In [1]:
import numpy as np
# Normalize 않되어 있는 ThoracicSurgery.csv 읽어옴
load_data = np.loadtxt('./ThoraricSurgery.csv',delimiter = ',')
print("load_data.shape = " ,load_data.shape)
# 각 열의 최대값을 찾기 위해 행과 열을 바꾸어 줌. 즉 전치향렬을 만들어줌
transpose_load_data = load_data.T

print("transpose_load_data.shape = ", transpose_load_data.shape)
# 전치행렬을 위한 리스트
transpose_normalize_data_list = []
for index in range(len(transpose_load_data)):
    max_value = np.max(transpose_load_data[index, : ])
    
    if max_value > 1.0:
        
        transpose_normalize_data_list.append(transpose_load_data[index, :] / max_value)
    else:
        transpose_normalize_data_list.append(transpose_load_data[index, :])

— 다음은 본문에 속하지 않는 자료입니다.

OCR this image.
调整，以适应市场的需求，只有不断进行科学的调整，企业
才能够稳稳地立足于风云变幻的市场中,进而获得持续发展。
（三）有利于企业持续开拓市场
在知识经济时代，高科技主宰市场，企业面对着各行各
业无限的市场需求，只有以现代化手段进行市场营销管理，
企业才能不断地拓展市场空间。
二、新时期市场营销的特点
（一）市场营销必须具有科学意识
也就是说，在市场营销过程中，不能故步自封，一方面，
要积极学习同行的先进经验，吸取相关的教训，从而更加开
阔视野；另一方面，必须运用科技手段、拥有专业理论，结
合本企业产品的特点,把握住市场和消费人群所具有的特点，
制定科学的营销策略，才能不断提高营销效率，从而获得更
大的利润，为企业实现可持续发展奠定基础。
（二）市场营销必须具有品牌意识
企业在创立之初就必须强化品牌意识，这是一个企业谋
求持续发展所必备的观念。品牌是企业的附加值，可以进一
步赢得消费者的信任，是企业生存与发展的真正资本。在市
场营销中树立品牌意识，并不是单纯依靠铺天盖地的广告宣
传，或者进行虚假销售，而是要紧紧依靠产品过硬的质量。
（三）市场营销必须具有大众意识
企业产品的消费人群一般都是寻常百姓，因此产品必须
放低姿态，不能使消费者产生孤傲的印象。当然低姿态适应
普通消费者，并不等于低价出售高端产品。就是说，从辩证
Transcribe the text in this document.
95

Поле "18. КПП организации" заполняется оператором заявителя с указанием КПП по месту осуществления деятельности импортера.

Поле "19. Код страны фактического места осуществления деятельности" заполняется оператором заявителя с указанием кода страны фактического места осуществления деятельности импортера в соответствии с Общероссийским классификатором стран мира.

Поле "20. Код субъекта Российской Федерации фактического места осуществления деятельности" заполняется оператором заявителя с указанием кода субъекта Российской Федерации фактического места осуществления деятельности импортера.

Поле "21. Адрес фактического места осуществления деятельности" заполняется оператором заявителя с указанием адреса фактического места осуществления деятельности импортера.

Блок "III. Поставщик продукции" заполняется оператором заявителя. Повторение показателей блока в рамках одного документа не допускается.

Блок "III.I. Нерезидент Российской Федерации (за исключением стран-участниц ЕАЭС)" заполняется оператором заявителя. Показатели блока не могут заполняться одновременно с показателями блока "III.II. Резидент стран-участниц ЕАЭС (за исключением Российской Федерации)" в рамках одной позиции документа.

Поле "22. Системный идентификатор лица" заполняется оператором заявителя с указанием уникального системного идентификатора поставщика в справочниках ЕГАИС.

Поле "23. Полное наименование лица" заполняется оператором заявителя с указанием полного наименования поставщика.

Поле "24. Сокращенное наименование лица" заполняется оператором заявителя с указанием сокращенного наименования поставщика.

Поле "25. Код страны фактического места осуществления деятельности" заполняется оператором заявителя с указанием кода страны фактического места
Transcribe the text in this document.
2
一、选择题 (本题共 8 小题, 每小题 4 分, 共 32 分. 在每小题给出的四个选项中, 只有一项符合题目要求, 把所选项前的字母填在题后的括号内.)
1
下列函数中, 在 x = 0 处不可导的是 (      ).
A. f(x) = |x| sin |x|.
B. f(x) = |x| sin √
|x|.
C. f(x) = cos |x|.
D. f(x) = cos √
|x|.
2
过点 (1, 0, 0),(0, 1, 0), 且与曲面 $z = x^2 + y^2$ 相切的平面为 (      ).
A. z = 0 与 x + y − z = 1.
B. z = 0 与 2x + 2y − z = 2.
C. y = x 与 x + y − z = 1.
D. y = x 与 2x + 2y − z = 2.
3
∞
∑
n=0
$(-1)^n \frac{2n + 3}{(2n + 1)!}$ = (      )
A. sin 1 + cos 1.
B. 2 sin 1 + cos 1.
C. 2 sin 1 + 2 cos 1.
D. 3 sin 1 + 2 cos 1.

transpose_normalize_data = np.array(transpose_normalize_data_list)

print(transpose_normalize_data.shape)

normalize_data = transpose_normalize_data.T

print(normalize_data.shape)

np.savetxt('./Normalize_ThoracicSurgery_data.csv', normalize_data, delimiter=',')

load_data = np.loadtxt('./Normalize_ThoracicSurgery_data.csv',delimiter = ',',dtype=np.float32)
print("load_data.shape = ", load_data.shape)
#임시저장 리스트
training_data_list = []
test_data_list = []
#전체 30%라는 것은 전체 길이에 대해 3으로 나누어주면 됨
seperate_rate = 3

for index in range(len(load_data)):
    if (index % seperate_rate) == 0:
        test_data_list.append(load_data[index])
    else:
        training_data_list.append(load_data[index])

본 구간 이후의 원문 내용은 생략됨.